Anzumerken ist hierbei noch, dass die Klägerin aufgrund der multiplen gesundheitlichen Einschränkungen das Berufsbild nicht mehr in der Gesamtheit leisten kann, da die Tätigkeitsanforderungen eines Warenaufmachers je nach Produkt, bzw. Industriezweig stark variieren können.

Zu 3.) und 4.): Für die genannten Tätigkeiten sind im allgemeinen Einarbeitungs- bzw. Einweisungszeiten von maximal drei Monaten Dauer erforderlich. Diese Einarbeitungs- bzw. Einweisungszeiten dürften - unter Zugrundelegung des mir derzeit nach Aktenlage bekannten beruflichen und gesundheitlichen Leistungsvermögens der Klägerin - auch für diese ausreichend sein. Die erbetene Auskunft über die tarifliche Einstufung kann ich nicht erteilen, da die Dienststellen der Bundesanstalt für Arbeit keine Tarifsammlung führen. Entsprechende Anfragen bitte ich an die Tarifvertragsparteien oder an die Tarifregisterstelle im Hessischen Ministerium für Frauen, Arbeit und Sozialordnung zu richten.

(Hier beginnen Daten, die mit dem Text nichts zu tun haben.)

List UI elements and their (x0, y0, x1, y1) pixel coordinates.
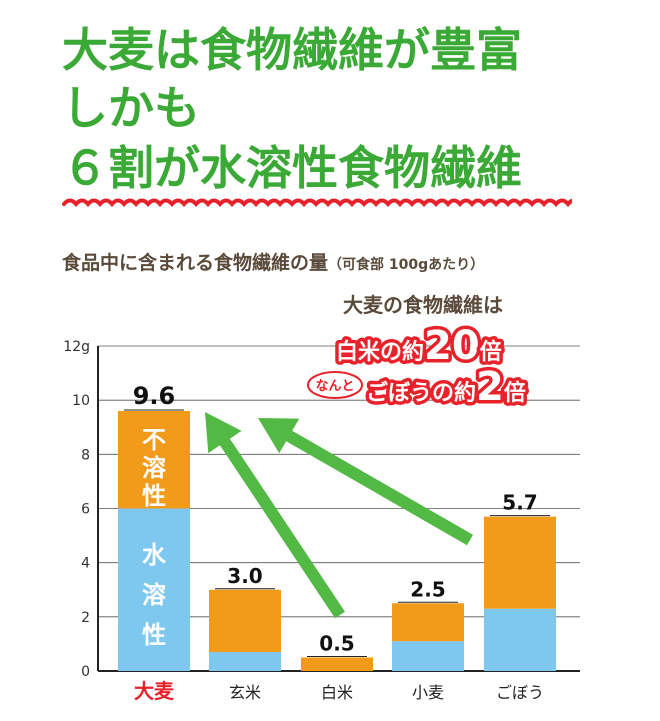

Zu 5.): Die genannten Tätigkeiten stehen auf dem allgemeinen Arbeitsmarkt des Bundesgebietes in nennenswertem Umfang zur Verfügung. Eine konkrete Aussage zu der Tätigkeit einer Pförtnerin an einer Nebenpforte kann nicht getroffen werden, da der Bundesagentur für Arbeit nur Statistiken der Berufsordnungen vorliegen. Die hier maßgebliche Berufsordnung umfasst neben Pförtnern auch Hauswarte und Schulhausmeister. Innerhalb dieser Berufsordnung waren im Jahre 2006 in der Bundesrepublik ca. 170 000 sozialversicherungspflichtige Erwerbstätige beschäftigt.

Zu 6.): Die in Betracht kommenden Tätigkeiten stehen auch Betriebsfremden zur Verfügung.